Space weathering

Space weathering is the type of weathering that occurs to any object exposed to the harsh environment of outer space. Bodies without atmospheres (including the Moon, Mercury, the asteroids, comets, and most of the moons of other planets) take on many weathering processes: collisions of galactic cosmic rays and solar cosmic rays, irradiation, implantation, and sputtering from solar wind particles, and bombardment by different sizes of meteorites and micrometeorites. Space weathering is important because these processes affect the physical and optical properties of the surface of many planetary bodies. Therefore, it is critical to understand the effects of space weathering in order to properly interpret remotely sensed data. Much of our knowledge of the space weathering process comes from studies of the lunar samples returned by the Apollo program, particularly the lunar soils (or regolith). The constant flux of high energy particles and micrometeorites, along with larger meteorites, act to comminute, melt, sputter and vaporize components of the lunar soil.

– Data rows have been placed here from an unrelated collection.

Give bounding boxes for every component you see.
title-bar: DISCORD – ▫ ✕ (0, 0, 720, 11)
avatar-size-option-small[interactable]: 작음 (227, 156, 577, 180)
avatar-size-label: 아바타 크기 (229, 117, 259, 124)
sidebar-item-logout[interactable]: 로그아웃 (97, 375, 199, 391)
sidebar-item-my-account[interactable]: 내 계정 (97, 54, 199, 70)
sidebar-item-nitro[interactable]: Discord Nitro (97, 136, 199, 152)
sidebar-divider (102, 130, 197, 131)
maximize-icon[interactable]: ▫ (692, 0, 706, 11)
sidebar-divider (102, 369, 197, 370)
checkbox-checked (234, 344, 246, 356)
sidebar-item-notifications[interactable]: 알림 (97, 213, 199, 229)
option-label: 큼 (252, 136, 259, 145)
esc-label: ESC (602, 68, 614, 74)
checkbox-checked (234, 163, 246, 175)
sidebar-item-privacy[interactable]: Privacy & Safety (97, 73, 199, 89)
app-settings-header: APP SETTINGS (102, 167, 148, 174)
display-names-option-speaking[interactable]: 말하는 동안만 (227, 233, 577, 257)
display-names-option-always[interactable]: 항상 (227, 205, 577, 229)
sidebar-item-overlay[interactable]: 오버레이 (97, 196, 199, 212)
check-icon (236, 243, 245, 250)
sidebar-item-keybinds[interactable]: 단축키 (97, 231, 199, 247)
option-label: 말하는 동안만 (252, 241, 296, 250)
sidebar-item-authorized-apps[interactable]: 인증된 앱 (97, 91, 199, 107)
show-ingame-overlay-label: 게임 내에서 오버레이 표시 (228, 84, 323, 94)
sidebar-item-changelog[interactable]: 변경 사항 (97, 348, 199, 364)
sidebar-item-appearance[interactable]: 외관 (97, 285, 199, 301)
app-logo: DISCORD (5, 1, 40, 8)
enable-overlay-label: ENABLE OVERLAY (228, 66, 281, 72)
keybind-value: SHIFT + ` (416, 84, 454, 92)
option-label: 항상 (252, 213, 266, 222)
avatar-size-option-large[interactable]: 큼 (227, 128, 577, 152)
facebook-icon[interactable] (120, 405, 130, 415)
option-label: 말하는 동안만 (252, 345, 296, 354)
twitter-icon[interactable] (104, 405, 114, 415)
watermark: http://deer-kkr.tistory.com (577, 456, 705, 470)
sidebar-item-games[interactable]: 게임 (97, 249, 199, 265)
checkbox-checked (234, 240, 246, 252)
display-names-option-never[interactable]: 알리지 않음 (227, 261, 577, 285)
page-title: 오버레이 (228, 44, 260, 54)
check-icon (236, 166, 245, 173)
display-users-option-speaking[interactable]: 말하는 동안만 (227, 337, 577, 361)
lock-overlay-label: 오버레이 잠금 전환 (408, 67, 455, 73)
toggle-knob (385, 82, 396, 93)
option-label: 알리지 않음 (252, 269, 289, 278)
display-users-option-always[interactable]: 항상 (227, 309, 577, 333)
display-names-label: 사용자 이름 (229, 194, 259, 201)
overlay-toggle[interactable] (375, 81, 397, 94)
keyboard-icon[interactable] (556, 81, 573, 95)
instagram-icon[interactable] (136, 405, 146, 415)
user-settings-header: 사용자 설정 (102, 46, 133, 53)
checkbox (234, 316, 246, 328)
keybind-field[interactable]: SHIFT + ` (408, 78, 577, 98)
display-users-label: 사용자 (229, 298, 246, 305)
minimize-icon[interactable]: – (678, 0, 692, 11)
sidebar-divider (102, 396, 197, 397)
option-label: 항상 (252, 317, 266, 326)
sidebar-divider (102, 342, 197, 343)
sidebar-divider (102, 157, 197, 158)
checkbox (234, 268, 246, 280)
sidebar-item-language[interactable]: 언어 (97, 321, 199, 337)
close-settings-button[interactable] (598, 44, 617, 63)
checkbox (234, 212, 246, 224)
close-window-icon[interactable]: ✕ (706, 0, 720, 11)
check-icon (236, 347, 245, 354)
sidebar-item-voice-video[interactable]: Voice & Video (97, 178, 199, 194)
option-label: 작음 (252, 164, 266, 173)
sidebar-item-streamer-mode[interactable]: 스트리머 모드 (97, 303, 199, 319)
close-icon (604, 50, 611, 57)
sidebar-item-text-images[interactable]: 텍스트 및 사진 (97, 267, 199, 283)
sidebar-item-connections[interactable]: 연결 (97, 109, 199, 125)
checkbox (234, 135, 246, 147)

The first products of space weathering that were recognized in lunar soils were "agglutinates". These are created when micrometeorites melt a small amount of material, which incorporates surrounding glass and mineral fragments into a glass-welded aggregate ranging in size from a few micrometers to a few millimeters. Agglutinates are very common in lunar soil, accounting for as much as 60 to 70% of mature soils. These complex and irregularly-shaped particles appear black to the human eye, largely due to the presence of nanophase iron. Space weathering also produces surface-correlated products on individual soil grains, such as glass splashes; implanted hydrogen, helium and other gases; solar flare tracks; and accreted components, including nanophase iron. It wasn't until the 1990s that improved instruments, in particular transmission electron microscopes, and techniques allowed for the discovery of very thin (60-200 nm) patinas, or rims, which develop on individual lunar soil grains as a result of the redepositing of vapor from nearby micrometeorite impacts and the redeposition of material sputtered from nearby grains.